Welcome to a Revived Atomic Insights
Atomic Insights has been on the web in one form or another since the fall of 1995. It started as a paper newsletter produced by a tiny team at Adams Atomic Engines, Inc. (AAE) that was designed to help potential customers learn more about the history and technology associated with using heat from fission to do useful work for people. At the time, most people put fission power sources into two categories – military systems only useful for customers with Department of Defense sized budgets, and central station electric power plants that were only affordable because they took advantage of “the economy of scale.”
AAE’s marketing challenge was to help more people understand that fission could provide power from much smaller machines and that it could provide heat to a far larger variety of customers.
There was no technical reason to lock this amazingly dense and emission free heat source into the – admittedly large – corner of the energy market occupied by electrical power generating companies with grids large enough to serve millions of people.
The first challenge to be overcome for fission to “go small” was to create a potential customer base with enough scale and diversity to allow investors to see that “economy of scale” could be obtained by selling a large number of identical units rather than a small number of extra large units. For a long time, the front page of Atomic Insights included a description of the economy of unit volume, also known as the economy of mass production, that was demonstrated by such inventions as Eli Whitney’s cotton gin and Henry Ford’s Model T. As you might imagine, we soon bumped into politics and proliferation concerns as a main argument against our vision of tens of thousands of small, distributed nuclear fission power plants.
Therefore, Atomic Insights started broadening the topics covered into energy politics and energy economics. The monthly discipline of producing the paper version of the newsletter and then converting the articles into HTML so that they would work reasonably well on the nascent web continued for a couple of years until we ran out of topics and ran out of money to pursue development of Adams EnginesTM.
The articles have remained useful to many, so we kept investing a bit of time in keeping the site on line and adding occasional material. In 2005, Rod Adams, the primary author, tested the idea of producing new articles using the free Blogger platform. During the six years since making that selection, there have been more than 1750 posts at the Atomic Insights Blog and the monthly visitor count has been steadily increasing.

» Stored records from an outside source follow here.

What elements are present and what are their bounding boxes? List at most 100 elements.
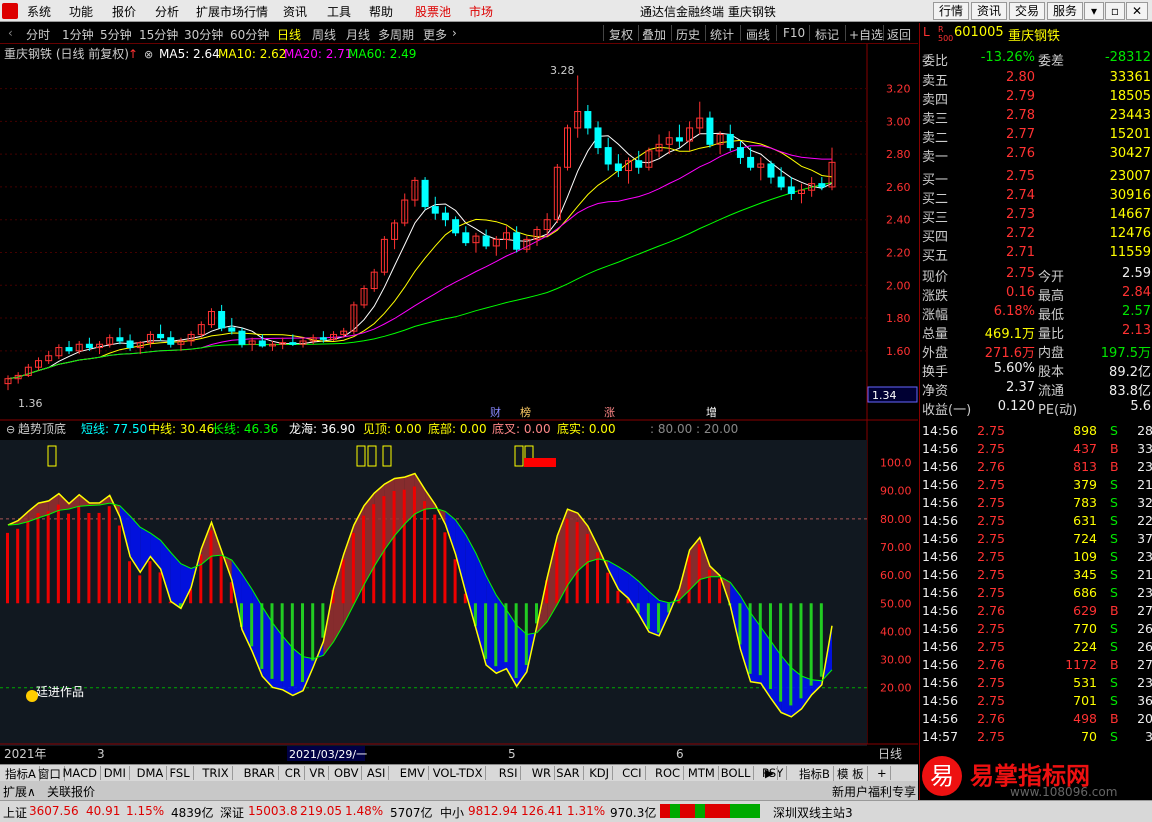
menu-system[interactable]: 系统 [27,3,51,20]
tick-count: 37 [1137,531,1152,546]
event-tag-limit[interactable]: 涨 [604,406,615,419]
candle-body [238,330,246,345]
tick-price: 2.76 [977,603,1005,618]
tab-kdj[interactable]: KDJ [586,766,613,780]
tool-add-watch[interactable]: +自选 [849,26,883,43]
period-more[interactable]: 更多 [423,26,447,43]
tab-dma[interactable]: DMA [134,766,168,780]
news-promo[interactable]: 新用户福利专享 [832,783,916,800]
tool-f10[interactable]: F10 [783,26,805,40]
bid-row[interactable]: 买二 2.74 30916 [920,188,1152,207]
menu-stock-pool[interactable]: 股票池 [415,3,451,20]
event-tag-finance[interactable]: 财 [490,405,501,419]
tool-fuquan[interactable]: 复权 [609,26,633,43]
menu-ext-market[interactable]: 扩展市场行情 [196,3,268,20]
tab-mtm[interactable]: MTM [685,766,719,780]
trend-bar [6,532,9,604]
menu-quote[interactable]: 报价 [112,3,136,20]
menu-market[interactable]: 市场 [469,3,493,20]
event-tag-increase[interactable]: 增 [706,405,717,419]
trend-bar [657,603,661,633]
tool-back[interactable]: 返回 [887,26,911,43]
ask-row[interactable]: 卖三 2.78 23443 [920,108,1152,127]
tool-overlay[interactable]: 叠加 [642,26,666,43]
btn-quote[interactable]: 行情 [933,2,969,20]
tab-cci[interactable]: CCI [619,766,646,780]
tab-roc[interactable]: ROC [652,766,685,780]
tab-fsl[interactable]: FSL [167,766,194,780]
bid-row[interactable]: 买四 2.72 12476 [920,226,1152,245]
tab-template[interactable]: 模 板 [834,766,868,782]
menu-analysis[interactable]: 分析 [155,3,179,20]
linked-quote-button[interactable]: 关联报价 [47,783,95,800]
tab-emv[interactable]: EMV [397,766,429,780]
tab-wr[interactable]: WR [529,766,556,780]
period-daily[interactable]: 日线 [277,26,301,43]
tab-vol-tdx[interactable]: VOL-TDX [430,766,487,780]
menu-function[interactable]: 功能 [69,3,93,20]
menu-help[interactable]: 帮助 [369,3,393,20]
tab-more-icon[interactable]: ▶ [762,766,778,780]
tab-sar[interactable]: SAR [553,766,584,780]
chevron-down-icon[interactable]: ⊗ [144,48,153,61]
period-5min[interactable]: 5分钟 [100,26,132,43]
bid-label: 买二 [922,192,949,207]
ask-row[interactable]: 卖一 2.76 30427 [920,146,1152,165]
ask-row[interactable]: 卖五 2.80 33361 [920,70,1152,89]
close-icon[interactable]: ✕ [1126,2,1148,20]
tick-side: S [1110,423,1118,438]
bid-row[interactable]: 买五 2.71 11559 [920,245,1152,264]
tab-dmi[interactable]: DMI [101,766,130,780]
event-tag-list[interactable]: 榜 [520,405,531,419]
btn-service[interactable]: 服务 [1047,2,1083,20]
sz-label: 深证 [220,806,245,820]
tool-draw[interactable]: 画线 [746,26,770,43]
period-15min[interactable]: 15分钟 [139,26,178,43]
tab-cr[interactable]: CR [282,766,305,780]
chart-area[interactable]: 3.20 3.00 2.80 2.60 2.40 2.20 2.00 1.80 1.60 重庆钢… [0,44,918,764]
period-fenshi[interactable]: 分时 [26,26,50,43]
ask-row[interactable]: 卖四 2.79 18505 [920,89,1152,108]
tab-boll[interactable]: BOLL [718,766,755,780]
period-weekly[interactable]: 周线 [312,26,336,43]
arrow-left-icon[interactable]: ‹ [8,26,13,40]
tab-rsi[interactable]: RSI [496,766,522,780]
tick-time: 14:56 [922,459,959,474]
tab-macd[interactable]: MACD [60,766,101,780]
period-multi[interactable]: 多周期 [378,26,414,43]
ask-row[interactable]: 卖二 2.77 15201 [920,127,1152,146]
chevron-right-icon[interactable]: › [452,26,457,40]
btn-news[interactable]: 资讯 [971,2,1007,20]
period-60min[interactable]: 60分钟 [230,26,269,43]
tab-brar[interactable]: BRAR [241,766,279,780]
tab-trix[interactable]: TRIX [199,766,233,780]
chevron-down-icon[interactable]: ⊖ [6,423,15,436]
period-1min[interactable]: 1分钟 [62,26,94,43]
bid-row[interactable]: 买三 2.73 14667 [920,207,1152,226]
restore-icon[interactable]: ▫ [1105,2,1125,20]
expand-button[interactable]: 扩展∧ [3,783,36,800]
menu-tools[interactable]: 工具 [327,3,351,20]
trend-bar [311,603,315,661]
tick-time: 14:56 [922,567,959,582]
tab-obv[interactable]: OBV [331,766,363,780]
tick-price: 2.75 [977,621,1005,636]
bid-row[interactable]: 买一 2.75 23007 [920,169,1152,188]
candle-body [421,179,429,208]
tick-side: B [1110,603,1119,618]
server-name[interactable]: 深圳双线主站3 [773,804,853,821]
tool-history[interactable]: 历史 [676,26,700,43]
tab-indicator-b[interactable]: 指标B [796,766,834,782]
tool-mark[interactable]: 标记 [815,26,839,43]
minimize-icon[interactable]: ▾ [1084,2,1104,20]
period-30min[interactable]: 30分钟 [184,26,223,43]
menu-news[interactable]: 资讯 [283,3,307,20]
tick-row: 14:56 2.75 379 S 21 [920,477,1152,496]
tab-vr[interactable]: VR [306,766,330,780]
tool-stats[interactable]: 统计 [710,26,734,43]
tab-asi[interactable]: ASI [364,766,390,780]
trend-bar [158,572,162,604]
tab-add-icon[interactable]: + [874,766,891,780]
period-monthly[interactable]: 月线 [346,26,370,43]
btn-trade[interactable]: 交易 [1009,2,1045,20]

The “classic” Atomic Insights site languished and began looking more and more like a site still waiting for 1999.
Even the Blogger site has a rather dated look, feel and functionality. As part of a plan to eventually produce a complete overhaul, a very talented Word Press specialist has invested a lot of thought and creativity in translating the “classic” site into this more useful and expandable version.

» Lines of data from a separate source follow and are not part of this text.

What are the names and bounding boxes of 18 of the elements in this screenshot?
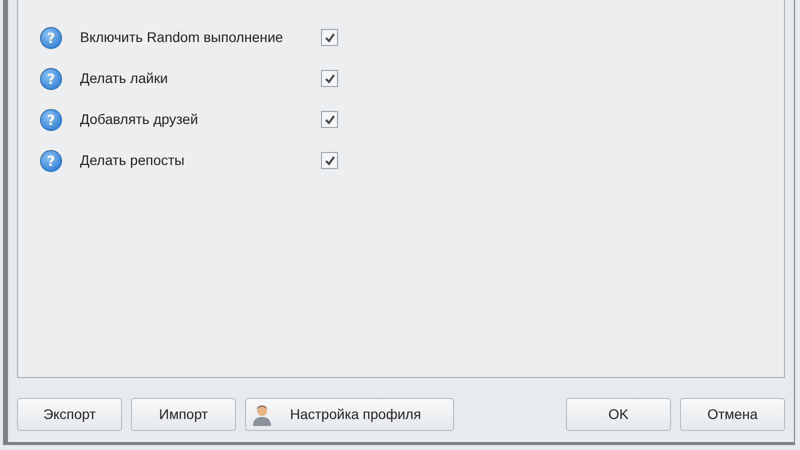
dialog-button[interactable]: Отмена — [680, 398, 785, 431]
checkbox[interactable] — [321, 152, 338, 169]
checkbox[interactable] — [321, 29, 338, 46]
person-icon — [252, 404, 272, 426]
checkbox[interactable] — [321, 111, 338, 128]
option-label: Делать репосты — [80, 151, 186, 170]
option-label: Делать лайки — [80, 69, 169, 88]
checkmark-icon — [324, 154, 336, 166]
action-button[interactable]: Импорт — [131, 398, 236, 431]
checkmark-icon — [324, 32, 336, 44]
option-label: Включить Random выполнение — [80, 28, 284, 47]
dialog-button[interactable]: OK — [566, 398, 671, 431]
checkmark-icon — [324, 114, 336, 126]
checkbox[interactable] — [321, 70, 338, 87]
option-label: Добавлять друзей — [80, 110, 200, 129]
checkmark-icon — [324, 72, 336, 84]
action-button[interactable]: Экспорт — [17, 398, 122, 431]
profile-settings-button[interactable]: Настройка профиля — [245, 398, 454, 431]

I hope that you take the time to click around and take a journey through our atomic memory lane. When you come across articles that are obviously out of date and contain obsolete information that should be updated, please bring those to our attention. While finishing up with the initial conversion, we have the comment feature turned off. That will change soon, but there is already a way to contact the webmaster with technical or editorial suggestions.
Thank you for visiting. Please recommend this site to people with questions about atomic energy and its history and stay tuned for frequent updates.
PS – If you like the way that the site looks and works, I can recommend a great designer and builder. You can find him at http://www.facebook.com/correiaj
Love the new site but I miss not having new comments to a thread sent to my mail. If this feature could be added, it would be great.
DV82XL – your request has been heard and is in process of being addressed. I expect to be able to make an announcement on that topic within days.